Lo que construí fue una casita de juegos para mis hijos: una casita para jugar. Me gusta construir cosas, me divierte.También me encanta hacer punto. Soy una especie de aspirante a Martha Stewart.
Señora Pfeiffer, en una de las rarísimas entrevistas que ha concedido usted durante los cinco años que ha pasado alejada del mundanal ruido, habló sobre la cirugía plástica, afirmando esperar ser "lo bastante valiente para envejecer con elegancia".También comparó su belleza con una "maldición", asegurando que estaba convencida de que en su carrera su físico a menudo ha sido un verdadero obstáculo para conseguir papeles serios y que en muchas ocasiones ha eclipsado su capacidad para actuar.

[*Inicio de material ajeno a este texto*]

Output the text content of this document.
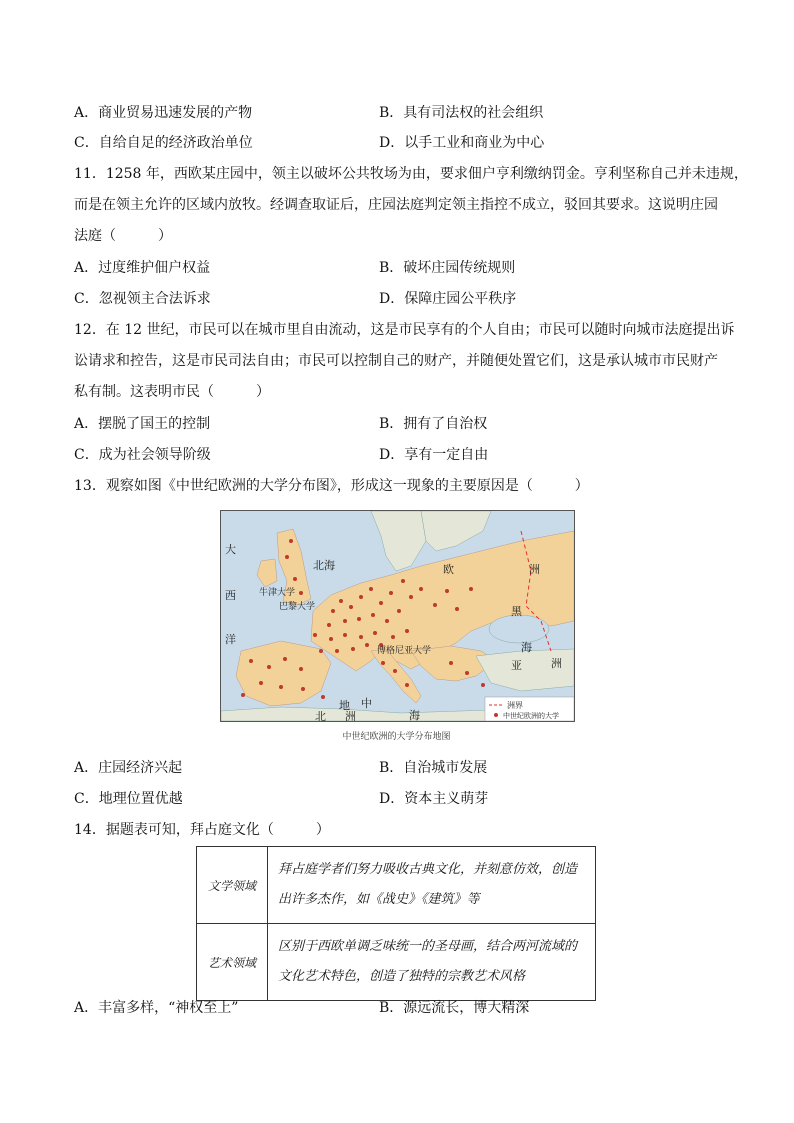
A．商业贸易迅速发展的产物	B．具有司法权的社会组织
C．自给自足的经济政治单位	D．以手工业和商业为中心
11．1258 年，西欧某庄园中，领主以破坏公共牧场为由，要求佃户亨利缴纳罚金。亨利坚称自己并未违规，
而是在领主允许的区域内放牧。经调查取证后，庄园法庭判定领主指控不成立，驳回其要求。这说明庄园
法庭（　　　）
A．过度维护佃户权益	B．破坏庄园传统规则
C．忽视领主合法诉求	D．保障庄园公平秩序
12．在 12 世纪，市民可以在城市里自由流动，这是市民享有的个人自由；市民可以随时向城市法庭提出诉
讼请求和控告，这是市民司法自由；市民可以控制自己的财产，并随便处置它们，这是承认城市市民财产
私有制。这表明市民（　　　）
A．摆脱了国王的控制	B．拥有了自治权
C．成为社会领导阶级	D．享有一定自由
13．观察如图《中世纪欧洲的大学分布图》，形成这一现象的主要原因是（　　　）
大
西
洋
北海	欧	洲
黑
海
亚	洲
地 中
海
北 洲
牛津大学
巴黎大学
博格尼亚大学
洲界
中世纪欧洲的大学
中世纪欧洲的大学分布地图
A．庄园经济兴起	B．自治城市发展
C．地理位置优越	D．资本主义萌芽
14．据题表可知，拜占庭文化（　　　）
文学领域	拜占庭学者们努力吸收古典文化，并刻意仿效，创造出许多杰作，如《战史》《建筑》等
艺术领域	区别于西欧单调乏味统一的圣母画，结合两河流域的文化艺术特色，创造了独特的宗教艺术风格
A．丰富多样，“神权至上”	B．源远流长，博大精深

Ahora, tras su regreso, ¿sigue pensando lo mismo?
Sin ninguna duda, me reafirmo en cada una de mis palabras. La belleza es siempre un arma de doble filo.

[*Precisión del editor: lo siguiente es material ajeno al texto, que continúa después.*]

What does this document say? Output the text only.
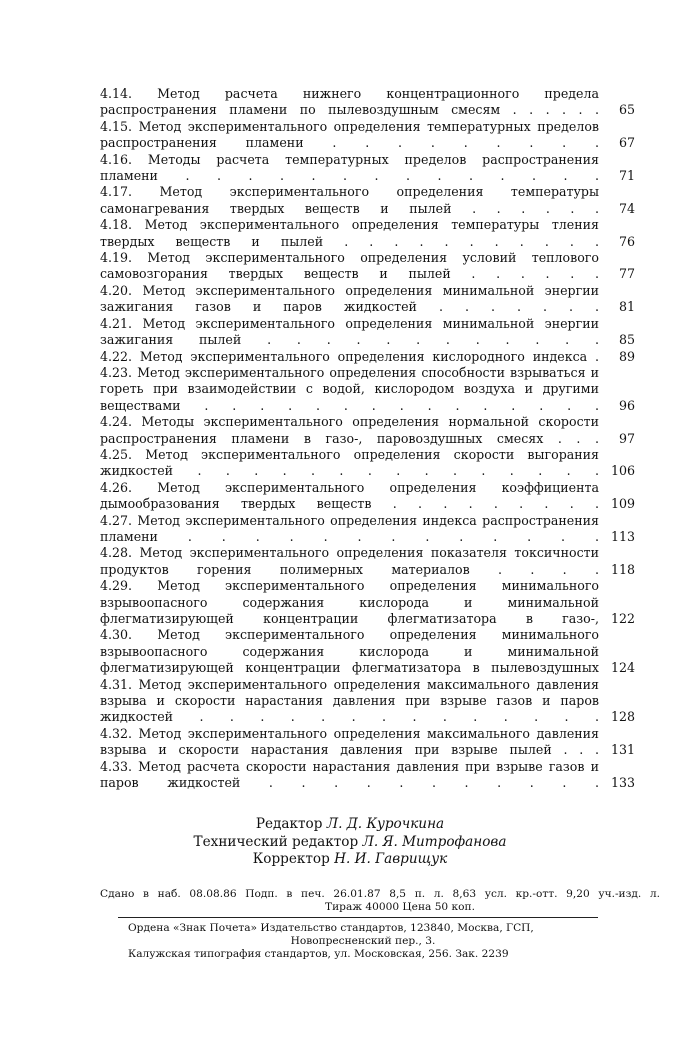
4.14. Метод расчета нижнего концентрационного предела распространения пламени по пылевоздушным смесям . . . . . .	65
4.15. Метод экспериментального определения температурных пределов распространения пламени . . . . . . . . .	67
4.16. Методы расчета температурных пределов распространения пламени . . . . . . . . . . . . . .	71
4.17. Метод экспериментального определения температуры самонагревания твердых веществ и пылей . . . . . .	74
4.18. Метод экспериментального определения температуры тления твердых веществ и пылей . . . . . . . . . . .	76
4.19. Метод экспериментального определения условий теплового самовозгорания твердых веществ и пылей . . . . . .	77
4.20. Метод экспериментального определения минимальной энергии зажигания газов и паров жидкостей . . . . . . .	81
4.21. Метод экспериментального определения минимальной энергии зажигания пылей . . . . . . . . . . . .	85
4.22. Метод экспериментального определения кислородного индекса .	89
4.23. Метод экспериментального определения способности взрываться и гореть при взаимодействии с водой, кислородом воздуха и другими веществами . . . . . . . . . . . . . . .	96
4.24. Методы экспериментального определения нормальной скорости распространения пламени в газо-, паровоздушных смесях . . .	97
4.25. Метод экспериментального определения скорости выгорания жидкостей . . . . . . . . . . . . . . . 106
4.26. Метод экспериментального определения коэффициента дымообразования твердых веществ . . . . . . . . . 109
4.27. Метод экспериментального определения индекса распространения пламени . . . . . . . . . . . . . 113
4.28. Метод экспериментального определения показателя токсичности продуктов горения полимерных материалов . . . . 118
4.29. Метод экспериментального определения минимального взрывоопасного содержания кислорода и минимальной флегматизирующей концентрации флегматизатора в газо-, 122
4.30. Метод экспериментального определения минимального взрывоопасного содержания кислорода и минимальной флегматизирующей концентрации флегматизатора в пылевоздушных 124
4.31. Метод экспериментального определения максимального давления взрыва и скорости нарастания давления при взрыве газов и паров жидкостей . . . . . . . . . . . . . . 128
4.32. Метод экспериментального определения максимального давления взрыва и скорости нарастания давления при взрыве пылей . . . 131
4.33. Метод расчета скорости нарастания давления при взрыве газов и паров жидкостей . . . . . . . . . . . 133
Редактор Л. Д. Курочкина
Технический редактор Л. Я. Митрофанова
Корректор Н. И. Гаврищук
Сдано в наб. 08.08.86 Подп. в печ. 26.01.87 8,5 п. л. 8,63 усл. кр.-отт. 9,20 уч.-изд. л.
Тираж 40000 Цена 50 коп.
Ордена «Знак Почета» Издательство стандартов, 123840, Москва, ГСП,
Новопресненский пер., 3.
Калужская типография стандартов, ул. Московская, 256. Зак. 2239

LA MALDICIÓN DE LA BELLEZA
POR CARLOS MARAÑON
Desde su irrupción en 'Grease 2' hasta su consagración con 'Las amistades peligrosas' y 'Los fabulosos Baker Boys', Michelle Pfeiffer ha significado siempre la belleza más pura. Ella insiste en que ha sido una "maldición", que ha impedido que la gente viera a la actriz. Por otro lado, nadie como ella misma para hablar de sus carencias: afirma que más bien parece un chico, pero en su rostro de líneas angelicales parece haberse hecho carne la idea misma de la belleza femenina. Te mira con esos ojos azules y, al tiempo que te deslumbra la inusitada perfección de su cara, aflora una timidez congénita, un increíble miedo a no gustar. Tal vez por eso su rostro es el de la inocencia, tal como lo vio Martin Scorsese. Su cara es suave en las curvas que lo definen; suaves los perfiles de sus cejas afinadas, que marcan un ángulo no agresivo; suave su mentón, que sólo sobresale para reducir el impacto de sus maxilares. El pentágono de su cara se hace así más espiritual, gracias a que la barbilla corrige la contundente anchura de su rostro; suaves sus labios, que dibujan perfiles de dunas y, en conjunto, una sonrisa modesta, tímida. Mas la suavidad máxima está en esos pómulos marcados y no tan elevados como los de los comunes mortales, en las curvas a ambos lados de su breve nariz, mientras, en lo alto, su frente invita a caricias tanto en el sentido de su anchura como en la de su notable altura; y en sus ojos, de un azul tan transparente que inspira confianza, el azul de una laguna de alta montaña en un día despejado de invierno, así de plácidos, así de ingenuos, como si en ellos se reflejara el mundo el día mismo en que lo creó un dios tranquilo. El milagro de la creación en el rostro de una chica sencilla de California.